En bref, la Stratégie pour l'Indopacifique que nous diffuserons prochainement mettra en valeur les plus beaux fleurons du Canada, et fera de nous un vecteur de changement positif dans la région et dans le monde.

Pour ce faire, le Canada a besoin de forces armées solides pouvant satisfaire aux défis de demain. Nous priorisons le recrutement, la rétention et la reconstitution et nous avons mis en place des mesures pour atteindre ces objectifs. Nous continuerons de faire progresser un changement de culture important au sein de nos forces armées. Et je remercie la lieutenante générale Carignan pour son travail.

De plus, notre gouvernement a entamé l'examen et la mise à jour de la politique de défense du Canada, Protection, Sécurité, Engagement. L'environnement de sécurité mondial a beaucoup changé depuis que nous avons publié notre politique de défense en 2017, et nous devons nous y adapter. Nous devons la mettre à jour. Cette mise à jour de la politique de défense garantira que le Canada soit prêt à mener des activités dans un monde de plus en plus complexe et dangereux. Je remercie les personnes ici présentes de votre contribution à cet égard.

J'ai étudié l'histoire.
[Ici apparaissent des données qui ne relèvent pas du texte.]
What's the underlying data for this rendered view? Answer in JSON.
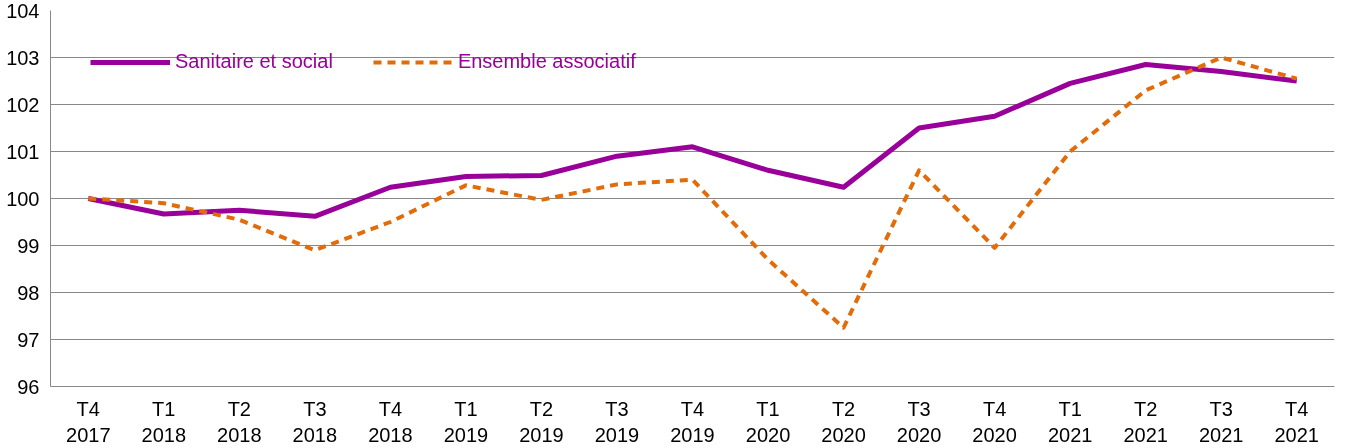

Je me souviens d'avoir dévoré les livres d'histoire pendant mes études universitaires et d'avoir lu presque toutes les biographies et autobiographies que ma mère achetait dans les librairies, ici même à Halifax, pour que nous puissions tous les lire à la maison. À mes yeux, l'environnement de sécurité mondial d'aujourd'hui ressemble étrangement à celui de 1914 : luttes de pouvoir entre nations, émergence de nouvelles technologies, abondance de perturbations et bouleversement. Nous connaissons tous la suite des choses.

Aujourd'hui, le résultat peut être différent; il faudra toutefois se mettre à l'œuvre. Il faudra renouveler notre engagement en faveur de la coopération bilatérale et multilatérale entre Alliés et pays démocratiques aux vues similaires.

À la fin de la guerre froide, alors que j'étais étudiante de premier cycle, l'universitaire américain Francis Fukuyama songeait à ce qu'il nommait « la fin de l'histoire ». Il a fait allusion dans ses écrits à l'ultime victoire de la démocratie libérale. Je pense que nous pouvons tous convenir que sa prédiction était prématurée. Ce n'est toutefois pas une raison de perdre espoir. Le mois dernier, M. Fukuyama a écrit que la démocratie libérale ne fera un retour que si les gens sont prêts à lutter pour elle.

Nous ne pouvons donc pas abandonner le combat. Et nous ne pouvons pas tenir la démocratie libérale pour acquise. Alors que nous nous serrons les coudes pour défendre les valeurs que nous chérissons, le Canada est ici en tant qu'ami, allié et partenaire, et nous nous engageons pleinement à remplir cette noble mission.

Merci beaucoup. Thank you very much. Je me réjouis à l'idée de discuter avec vous.